金属管12cは、伝熱体12bを覆って保護するとともに、外部に放熱するためのもので、耐熱性、耐食性の高い金属、例えばステンレス鋼からなり、表面に保護層2Bが形成されている。保護層2Bの構成と形成方法は、上記に説明したはんだ壺本体11Aなどの表面に設けた保護層2Bと同様なので説明を省略する。

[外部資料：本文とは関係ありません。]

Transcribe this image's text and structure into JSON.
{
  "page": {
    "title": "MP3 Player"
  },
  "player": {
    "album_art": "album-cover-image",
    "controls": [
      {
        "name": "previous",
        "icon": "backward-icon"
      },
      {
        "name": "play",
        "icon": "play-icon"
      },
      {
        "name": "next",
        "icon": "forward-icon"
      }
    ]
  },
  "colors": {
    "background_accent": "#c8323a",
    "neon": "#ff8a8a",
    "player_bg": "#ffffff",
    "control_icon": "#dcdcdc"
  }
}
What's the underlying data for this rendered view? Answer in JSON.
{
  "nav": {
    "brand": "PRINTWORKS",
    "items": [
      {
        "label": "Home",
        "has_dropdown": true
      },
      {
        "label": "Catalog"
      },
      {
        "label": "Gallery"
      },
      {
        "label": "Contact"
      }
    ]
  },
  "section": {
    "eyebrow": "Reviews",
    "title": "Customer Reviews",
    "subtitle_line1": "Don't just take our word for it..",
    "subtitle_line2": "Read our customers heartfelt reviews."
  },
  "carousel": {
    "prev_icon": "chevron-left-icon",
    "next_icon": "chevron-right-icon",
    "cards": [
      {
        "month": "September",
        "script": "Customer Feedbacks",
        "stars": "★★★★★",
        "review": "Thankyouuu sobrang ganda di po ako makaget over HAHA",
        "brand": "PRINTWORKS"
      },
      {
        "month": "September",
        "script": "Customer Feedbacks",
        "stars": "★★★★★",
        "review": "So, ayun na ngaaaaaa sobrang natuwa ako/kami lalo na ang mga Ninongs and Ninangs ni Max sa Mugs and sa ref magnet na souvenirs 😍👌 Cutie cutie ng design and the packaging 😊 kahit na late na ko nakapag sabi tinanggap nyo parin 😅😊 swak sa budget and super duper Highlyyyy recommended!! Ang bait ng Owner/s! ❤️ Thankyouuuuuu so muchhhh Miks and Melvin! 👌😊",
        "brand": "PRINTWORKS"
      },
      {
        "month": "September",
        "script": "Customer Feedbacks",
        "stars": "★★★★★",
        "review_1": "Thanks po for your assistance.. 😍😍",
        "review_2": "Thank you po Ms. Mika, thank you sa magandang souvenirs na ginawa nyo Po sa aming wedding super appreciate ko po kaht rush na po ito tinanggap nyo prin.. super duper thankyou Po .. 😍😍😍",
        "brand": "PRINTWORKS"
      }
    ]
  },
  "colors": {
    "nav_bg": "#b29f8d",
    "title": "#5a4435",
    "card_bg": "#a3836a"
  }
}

また、上記の説明では、金属基材がステンレス鋼の例で説明した。従来の鉛フリーはんだ用のはんだ壺やヒータはステンレス鋼が用いられることが多いので、このようにすることにより、従来の成型用金型を共通利用できる利点があるが、中間金属層との密着性がよければ他の鉄鋼や他の金属を用いてもよいことは言うまでもない。
2 はんだ壺
2A はんだ壺本体(金属基材)
2B 保護層
3 加熱部(ヒータ)
3a、12a 発熱体
6 鉛フリーはんだ
10 角形はんだ槽(はんだ槽)
11 角形はんだ壺(はんだ壺)
11A はんだ壺本体(金属基材)
12 シーズヒータ(ヒータ)
13 温度センサ
13c 金属管
20 表面保護層
21 中間金属層
Claims (6)
- はんだを加熱して融解するヒータと、該ヒータにより融解された液体状のはんだを貯留するはんだ壺とを備えるはんだ槽であって、
前記はんだ壺が金属を基材として形成され、少なくとも前記はんだが貯留される側の表面上で前記基材を覆う中間金属層と、セラミックスからなる表面保護層とが、前記基材側から順次、溶射により形成されてなることを特徴とするはんだ槽。 - 前記はんだ壺のはんだ貯留領域に、前記融解されたはんだの流れを形成して被はんだ付け物に沿って流すはんだ流形成手段を備え、
該はんだ流形成手段の金属部の表面に、該金属部を覆う中間金属層と、セラミックスからなる表面保護層とが、この順に溶射により形成されてなることを特徴とする請求項1に記載のはんだ槽。 - 前記ヒータが、絶縁被覆された発熱体を金属管で覆ってなるヒータであって、前記はんだ壺のはんだ貯留領域に配置されてなり、
前記金属管の表面に、該金属管を覆う中間金属層と、セラミックスからなる表面保護層とが、この順に溶射により形成されてなることを特徴とする請求項1または2に記載のはんだ槽。 - 前記はんだ壺のはんだ貯留領域に、金属管に覆われた温度センサが配置され、
該温度センサの金属管の表面に、該金属管を覆う中間金属層と、セラミックスからなる表面保護層とが、この順に溶射により形成されてなることを特徴とする請求項1〜3のいずれか記載のはんだ槽。 - 絶縁被覆された発熱体を金属管で覆ってなるヒータであって、
前記金属管の表面に、該金属管を覆う中間金属層と、セラミックスからなる表面保護層とが、この順に溶射により形成されてなることを特徴とするヒータ。 - 融解された錫合金に曝されるはんだ槽、ヒータなどに用いる金属基材の表面処理方法であって、
前記金属基材の表面に、該金属基材を覆う中間金属層を溶射によって形成し、
該中間金属層の上に、セラミックスを溶射して表面保護層を形成することを特徴とする金属基材の表面処理方法。